= List of Palestinian rocket attacks on Israel in 2016 =

The following is a detailed list of Palestinian rocket and mortar attacks on Israel in 2016. All of the attacks originated in the Gaza Strip, unless stated otherwise. For information pertaining to the wider conflict, see Arab–Israeli conflict and Israeli–Palestinian conflict. This list does not include reports of deaths and injuries caused by Hamas rocket and mortar attacks that fell within Gaza.

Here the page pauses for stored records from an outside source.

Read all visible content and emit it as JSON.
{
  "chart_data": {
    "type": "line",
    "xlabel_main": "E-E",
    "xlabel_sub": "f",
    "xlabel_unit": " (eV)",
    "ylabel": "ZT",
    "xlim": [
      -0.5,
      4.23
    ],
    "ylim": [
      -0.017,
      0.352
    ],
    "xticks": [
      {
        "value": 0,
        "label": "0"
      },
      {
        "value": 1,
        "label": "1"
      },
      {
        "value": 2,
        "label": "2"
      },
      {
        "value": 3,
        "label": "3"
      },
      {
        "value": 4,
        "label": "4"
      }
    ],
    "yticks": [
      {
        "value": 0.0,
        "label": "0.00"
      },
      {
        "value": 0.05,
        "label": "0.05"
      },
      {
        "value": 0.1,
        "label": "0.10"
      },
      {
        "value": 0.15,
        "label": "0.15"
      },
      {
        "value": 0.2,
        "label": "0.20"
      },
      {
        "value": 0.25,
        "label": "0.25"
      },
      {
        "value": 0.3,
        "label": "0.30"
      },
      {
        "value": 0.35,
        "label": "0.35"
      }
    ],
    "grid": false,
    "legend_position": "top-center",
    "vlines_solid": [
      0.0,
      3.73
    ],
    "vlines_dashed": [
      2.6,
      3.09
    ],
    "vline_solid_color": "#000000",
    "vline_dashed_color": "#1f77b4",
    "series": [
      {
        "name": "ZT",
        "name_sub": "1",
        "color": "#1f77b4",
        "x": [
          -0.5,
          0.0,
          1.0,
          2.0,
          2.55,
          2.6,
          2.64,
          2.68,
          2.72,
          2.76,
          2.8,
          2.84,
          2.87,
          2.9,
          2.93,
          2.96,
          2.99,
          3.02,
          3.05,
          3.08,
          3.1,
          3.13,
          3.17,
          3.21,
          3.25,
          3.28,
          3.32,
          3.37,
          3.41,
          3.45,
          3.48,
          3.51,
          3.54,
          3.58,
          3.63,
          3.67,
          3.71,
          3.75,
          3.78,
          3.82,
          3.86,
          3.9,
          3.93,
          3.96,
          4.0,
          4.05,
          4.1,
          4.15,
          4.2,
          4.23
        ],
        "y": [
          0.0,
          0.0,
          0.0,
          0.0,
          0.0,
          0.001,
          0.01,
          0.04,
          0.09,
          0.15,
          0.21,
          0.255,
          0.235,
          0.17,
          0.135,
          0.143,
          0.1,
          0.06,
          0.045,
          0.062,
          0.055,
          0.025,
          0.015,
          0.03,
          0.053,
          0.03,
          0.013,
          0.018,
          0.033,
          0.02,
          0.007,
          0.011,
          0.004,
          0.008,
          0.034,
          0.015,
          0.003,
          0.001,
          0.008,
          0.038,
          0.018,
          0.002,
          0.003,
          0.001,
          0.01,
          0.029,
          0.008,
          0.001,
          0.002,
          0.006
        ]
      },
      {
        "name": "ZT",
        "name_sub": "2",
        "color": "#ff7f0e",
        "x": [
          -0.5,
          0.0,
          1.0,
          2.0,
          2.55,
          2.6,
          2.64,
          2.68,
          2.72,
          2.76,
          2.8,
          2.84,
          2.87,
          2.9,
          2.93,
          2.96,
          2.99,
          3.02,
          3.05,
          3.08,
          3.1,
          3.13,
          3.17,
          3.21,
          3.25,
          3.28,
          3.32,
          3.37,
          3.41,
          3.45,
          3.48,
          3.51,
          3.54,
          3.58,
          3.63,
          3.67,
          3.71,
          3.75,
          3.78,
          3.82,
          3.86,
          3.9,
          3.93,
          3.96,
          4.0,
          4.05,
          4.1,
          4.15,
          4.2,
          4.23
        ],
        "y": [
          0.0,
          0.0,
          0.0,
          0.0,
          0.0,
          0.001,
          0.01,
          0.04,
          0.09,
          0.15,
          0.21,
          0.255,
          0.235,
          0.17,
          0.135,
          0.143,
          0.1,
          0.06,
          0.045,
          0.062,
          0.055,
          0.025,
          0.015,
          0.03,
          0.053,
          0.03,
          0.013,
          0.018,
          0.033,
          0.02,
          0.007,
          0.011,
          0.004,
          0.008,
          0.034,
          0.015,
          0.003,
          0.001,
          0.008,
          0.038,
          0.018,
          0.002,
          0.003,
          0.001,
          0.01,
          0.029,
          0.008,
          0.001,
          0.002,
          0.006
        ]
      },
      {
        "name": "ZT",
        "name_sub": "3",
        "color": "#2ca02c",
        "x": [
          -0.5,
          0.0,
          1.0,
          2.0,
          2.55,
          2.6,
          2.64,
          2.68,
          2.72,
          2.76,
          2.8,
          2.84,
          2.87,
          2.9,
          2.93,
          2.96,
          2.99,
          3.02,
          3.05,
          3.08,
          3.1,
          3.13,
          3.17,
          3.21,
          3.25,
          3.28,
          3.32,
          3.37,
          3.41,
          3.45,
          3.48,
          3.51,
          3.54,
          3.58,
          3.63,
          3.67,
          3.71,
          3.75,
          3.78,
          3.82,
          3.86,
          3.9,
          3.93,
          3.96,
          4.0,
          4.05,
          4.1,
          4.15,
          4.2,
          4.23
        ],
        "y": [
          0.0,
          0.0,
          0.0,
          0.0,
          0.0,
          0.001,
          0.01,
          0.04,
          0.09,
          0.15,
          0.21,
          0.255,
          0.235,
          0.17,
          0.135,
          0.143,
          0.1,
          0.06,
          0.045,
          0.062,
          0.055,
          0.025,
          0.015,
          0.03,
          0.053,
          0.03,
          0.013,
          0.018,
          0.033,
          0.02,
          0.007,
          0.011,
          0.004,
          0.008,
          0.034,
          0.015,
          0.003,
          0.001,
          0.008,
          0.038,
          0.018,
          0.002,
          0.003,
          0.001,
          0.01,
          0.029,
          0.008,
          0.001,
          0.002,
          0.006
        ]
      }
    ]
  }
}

In August 2014, Operation Protective Edge was ended after 4,594 rockets and mortars launched toward Israel. From the end of the operation came into force an unofficial cease-fire between Israel and Hamas.

== January ==
January 1

Around 11pm, five rockets were fired from Gaza at Israel. Two rockets fell inside Israel in open areas at Sha'ar Hanegev regional council. The other three fell in Gaza.

January 24

Around 9pm, 1 rocket was fired from Gaza at Israel. The rocket fell inside Israel in an open area at Sha'ar Hanegev regional council.

== February ==
There were no Palestinian rocket attacks on Israel in February.

== March ==
March 11

Around 10:30pm, 4 rockets fired from Gaza at Israel. All rockets fell in open area at Sha'ar Hanegev regional council.

March 14

Around 11:40pm, 1 rocket fired from Gaza at Israel. The rocket fell in open area at Sha'ar Hanegev regional council.

== April ==
There were no Palestinian rocket attacks on Israel in April.

== May ==
May 7

1 rocket fired from Gaza at Israel. The rocket fell at Eshkol Regional Council without injures or damage. The attack came after 3 days of clashes near the border between Hamas and Israel.

May 25

Around 11pm, 1 rocket fired from Gaza at Israel. The rocket fell at Sha'ar Hanegev Regional Council without injures or damage. A salafist group named Ajnad Bait al-Maqdis claimed responsibility.

== June ==
There were no Palestinian rocket attacks on Israel in June.

== July ==
July 1

Around 11pm, 2 rockets fired from Gaza at Israel. One rocket fell in an empty preschool in Sderot causing extensive damage to the building. No direct casualties were reported. The second rocket fell in open area.

== August ==
August 21

Around 14:25, 1 rocket fired from Gaza at Israel. The rocket fell in Sderot between 2 homes; no injuries were reported.